There seem to be a number of theorems that call themselves "the Second Mean Value Theorem for Integrals," but the statement my textbook has is the following:
Let $f$ and $g$ be continuous on $[a,b]$ and let $g$ be nonnegative. Then there is a number $c\in(a,b)$ such that$$\int_a^b {f(x)g(x)}dx = f(c) \int_a^b {g(x)} dx.$$
Many of the questions asked on the site seem to have a statement that has more conditions on $f$ or $g$ (like monotonicity), and the equality seems to take different forms too, so I'm not sure how well they apply to this case.

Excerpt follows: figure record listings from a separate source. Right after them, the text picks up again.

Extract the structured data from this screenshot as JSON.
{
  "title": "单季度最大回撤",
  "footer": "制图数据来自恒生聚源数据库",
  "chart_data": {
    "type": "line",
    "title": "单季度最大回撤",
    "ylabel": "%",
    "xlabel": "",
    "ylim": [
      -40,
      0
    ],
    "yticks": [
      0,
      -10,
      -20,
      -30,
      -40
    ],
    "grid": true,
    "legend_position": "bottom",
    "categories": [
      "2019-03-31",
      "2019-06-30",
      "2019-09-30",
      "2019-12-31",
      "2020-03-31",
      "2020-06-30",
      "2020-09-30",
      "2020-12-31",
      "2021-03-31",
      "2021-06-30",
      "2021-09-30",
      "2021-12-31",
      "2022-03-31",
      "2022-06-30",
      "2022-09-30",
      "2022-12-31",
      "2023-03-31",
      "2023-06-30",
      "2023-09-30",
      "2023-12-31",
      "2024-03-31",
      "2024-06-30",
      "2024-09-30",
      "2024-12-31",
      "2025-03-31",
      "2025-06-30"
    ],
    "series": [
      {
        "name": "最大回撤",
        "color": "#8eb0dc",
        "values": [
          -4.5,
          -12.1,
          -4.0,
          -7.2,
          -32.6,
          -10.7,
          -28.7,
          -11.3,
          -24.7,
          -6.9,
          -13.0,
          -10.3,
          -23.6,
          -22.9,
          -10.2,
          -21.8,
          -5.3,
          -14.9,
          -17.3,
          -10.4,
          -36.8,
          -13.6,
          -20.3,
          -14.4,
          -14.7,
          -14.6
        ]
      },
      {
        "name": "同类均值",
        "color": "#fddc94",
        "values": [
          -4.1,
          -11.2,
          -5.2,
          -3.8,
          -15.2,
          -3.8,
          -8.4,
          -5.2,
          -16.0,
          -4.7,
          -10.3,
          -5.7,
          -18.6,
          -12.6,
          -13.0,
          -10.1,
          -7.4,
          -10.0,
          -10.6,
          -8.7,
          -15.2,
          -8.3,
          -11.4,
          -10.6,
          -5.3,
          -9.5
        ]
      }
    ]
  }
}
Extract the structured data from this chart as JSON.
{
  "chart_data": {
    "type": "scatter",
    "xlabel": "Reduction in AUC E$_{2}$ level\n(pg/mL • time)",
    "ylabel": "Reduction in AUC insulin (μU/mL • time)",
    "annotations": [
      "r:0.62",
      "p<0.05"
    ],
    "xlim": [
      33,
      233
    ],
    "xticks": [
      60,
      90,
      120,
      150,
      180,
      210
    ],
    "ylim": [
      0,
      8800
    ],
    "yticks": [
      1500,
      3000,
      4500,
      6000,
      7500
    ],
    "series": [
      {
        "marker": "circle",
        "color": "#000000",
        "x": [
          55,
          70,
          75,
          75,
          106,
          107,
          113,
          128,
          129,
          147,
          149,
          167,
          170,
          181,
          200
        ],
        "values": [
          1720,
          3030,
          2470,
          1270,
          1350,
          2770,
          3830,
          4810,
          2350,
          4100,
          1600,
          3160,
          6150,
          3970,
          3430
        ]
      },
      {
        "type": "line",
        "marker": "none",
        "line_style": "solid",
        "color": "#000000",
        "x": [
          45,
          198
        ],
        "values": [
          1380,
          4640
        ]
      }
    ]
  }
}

I have managed to use Cauchy's MVT to prove the case where $g(x)$ is never $0$, and then I did the following for the case where $g(x)$ is $0$ at some point in $[a,b]$:
\begin{align*}\forall x\in[a,b], \exists m,M\in\mathbb{R}: m\le f(x) \le M &&&\text{Extreme Value Theorem on $f$} \\mg(x)\le f(x)g(x)\le Mg(x) &&&\text{$g(x)$ nonnegative} \\\int_a^b {mg(x)} dx \le \int_a^b {f(x)g(x)} \le \int_a^b {Mg(x)} dx &&&\text{monotonicity of integral} \\m\le \frac{\int_a^b {f(x)g(x)} dx}{\int_a^b {g(x)} dx} \le M &&&\text{$g(x)\ne0$ somewhere, $g$ continuous, so $\int g\ne0$} \\\exists c_m,c_M\in[a,b]: f(c_m)=m, f(c_M)=M &&&\text{EVT on $f$} \\\exists c\in[\min\{c_m,c_M\},\max\{c_m,c_M\}]: f(c)= \frac{\int_a^b {f(x)g(x)} dx}{\int_a^b {g(x)} dx} &&&\text{by Intermediate Value Theorem on $f$}\end{align*}
Assuming these steps are correct, I seem to be close. However, I am searching for a $c\in(a,b)$. Right now I have found a $c\in[a,b]$. If I could argue that $c\ne a$ and $c\ne b$ then I would be done, but I have no idea why that might be true.
Any guidance would be much appreciated.